A New Procedure to Evaluate Parameters of Johnson-Cook Elastic-Plastic Material Model from Varying Strain Rate Split Hopkinson Pressure Bar Tests

The objective of this work is to develop a new procedure which can be used to estimate the parameters of the elastic-plastic material model from varying strain rate tests, such as split Hopkinson pressure bar tests. A major limitation of this technique is the varying nature of strain rate during the test. In order to correlate the strain rate with mechanical properties and evaluate the parameters of a material model, most of the studies in the literature assume that the strain rate is constant during the test with a given impact velocity. The conventional approach has limitations, and hence, a new method which incorporates the varying nature of strain rate in the algorithm to evaluate material parameters has been developed. This method has been used to evaluate the parameters of Johnson-Cook material model using results from compression split Hopkinson pressure bar tests. Impact velocities ranging from 4 to 21 m/s have been used in these tests.

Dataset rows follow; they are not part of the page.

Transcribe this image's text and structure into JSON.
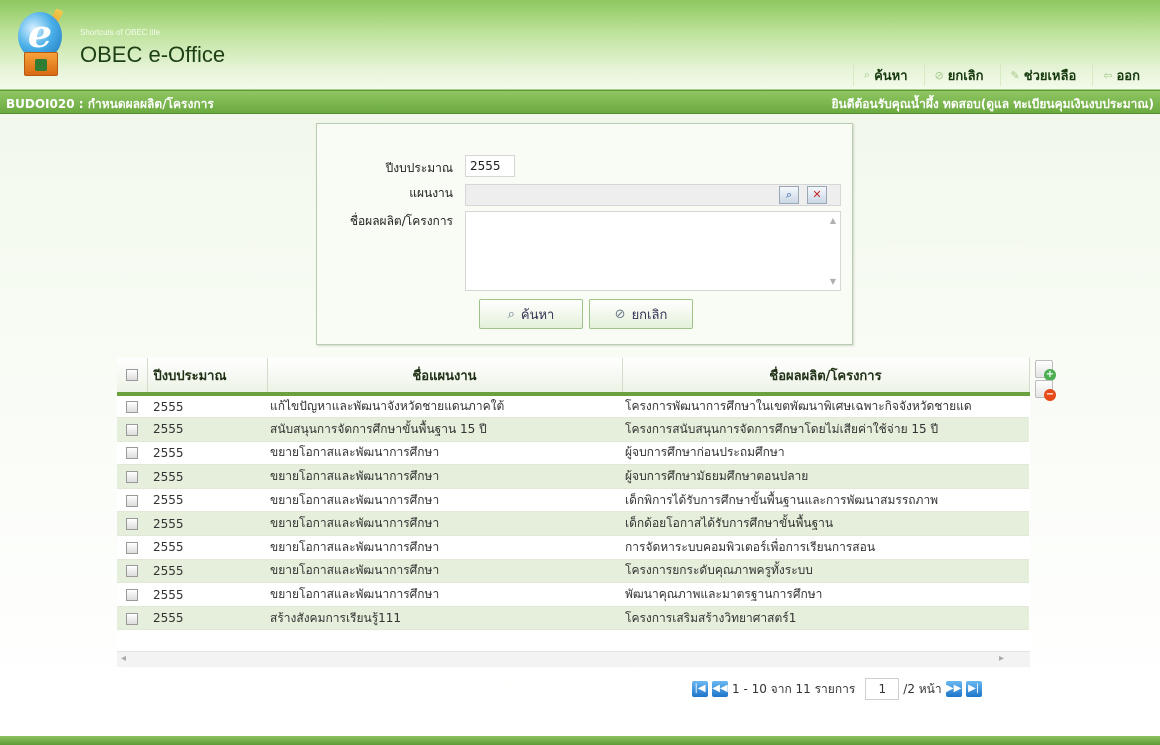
{
  "header": {
    "tagline": "Shortcuts of OBEC life",
    "brand": "OBEC e-Office",
    "menu": [
      {
        "label": "ค้นหา",
        "icon": "search-icon"
      },
      {
        "label": "ยกเลิก",
        "icon": "cancel-icon"
      },
      {
        "label": "ช่วยเหลือ",
        "icon": "help-icon"
      },
      {
        "label": "ออก",
        "icon": "exit-icon"
      }
    ]
  },
  "titlebar": {
    "code": "BUDOI020 : กำหนดผลผลิต/โครงการ",
    "welcome": "ยินดีต้อนรับคุณน้ำผึ้ง ทดสอบ(ดูแล ทะเบียนคุมเงินงบประมาณ)"
  },
  "search_panel": {
    "year_label": "ปีงบประมาณ",
    "year_value": "2555",
    "plan_label": "แผนงาน",
    "plan_value": "",
    "project_label": "ชื่อผลผลิต/โครงการ",
    "project_value": "",
    "search_button": "ค้นหา",
    "cancel_button": "ยกเลิก"
  },
  "table": {
    "columns": [
      "ปีงบประมาณ",
      "ชื่อแผนงาน",
      "ชื่อผลผลิต/โครงการ"
    ],
    "rows": [
      {
        "year": "2555",
        "plan": "แก้ไขปัญหาและพัฒนาจังหวัดชายแดนภาคใต้",
        "project": "โครงการพัฒนาการศึกษาในเขตพัฒนาพิเศษเฉพาะกิจจังหวัดชายแด"
      },
      {
        "year": "2555",
        "plan": "สนับสนุนการจัดการศึกษาขั้นพื้นฐาน 15 ปี",
        "project": "โครงการสนับสนุนการจัดการศึกษาโดยไม่เสียค่าใช้จ่าย 15 ปี"
      },
      {
        "year": "2555",
        "plan": "ขยายโอกาสและพัฒนาการศึกษา",
        "project": "ผู้จบการศึกษาก่อนประถมศึกษา"
      },
      {
        "year": "2555",
        "plan": "ขยายโอกาสและพัฒนาการศึกษา",
        "project": "ผู้จบการศึกษามัธยมศึกษาตอนปลาย"
      },
      {
        "year": "2555",
        "plan": "ขยายโอกาสและพัฒนาการศึกษา",
        "project": "เด็กพิการได้รับการศึกษาขั้นพื้นฐานและการพัฒนาสมรรถภาพ"
      },
      {
        "year": "2555",
        "plan": "ขยายโอกาสและพัฒนาการศึกษา",
        "project": "เด็กด้อยโอกาสได้รับการศึกษาขั้นพื้นฐาน"
      },
      {
        "year": "2555",
        "plan": "ขยายโอกาสและพัฒนาการศึกษา",
        "project": "การจัดหาระบบคอมพิวเตอร์เพื่อการเรียนการสอน"
      },
      {
        "year": "2555",
        "plan": "ขยายโอกาสและพัฒนาการศึกษา",
        "project": "โครงการยกระดับคุณภาพครูทั้งระบบ"
      },
      {
        "year": "2555",
        "plan": "ขยายโอกาสและพัฒนาการศึกษา",
        "project": "พัฒนาคุณภาพและมาตรฐานการศึกษา"
      },
      {
        "year": "2555",
        "plan": "สร้างสังคมการเรียนรู้111",
        "project": "โครงการเสริมสร้างวิทยาศาสตร์1"
      }
    ]
  },
  "pager": {
    "summary": "1 - 10 จาก 11 รายการ",
    "current_page": "1",
    "total_pages": "/2 หน้า"
  },
  "colors": {
    "header_green": "#8ec85f",
    "titlebar_green": "#6caa40",
    "row_alt": "#e6efdb",
    "pager_blue": "#1f76c9"
  }
}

From the results, it was observed that the stress-strain curve evaluated by the new method lies between the two extreme bounds representing maximum and minimum values of strain rate as experienced by the specimen. The new model, when used in conjunction with varying strain rate data as measured during the test, was shown to predict the experimentally obtained stress-strain curves accurately for a wide range of impact velocities. This novel procedure shall be very useful to researchers to evaluate rate-dependent material properties for a wide class of materials subjected to different loading environments.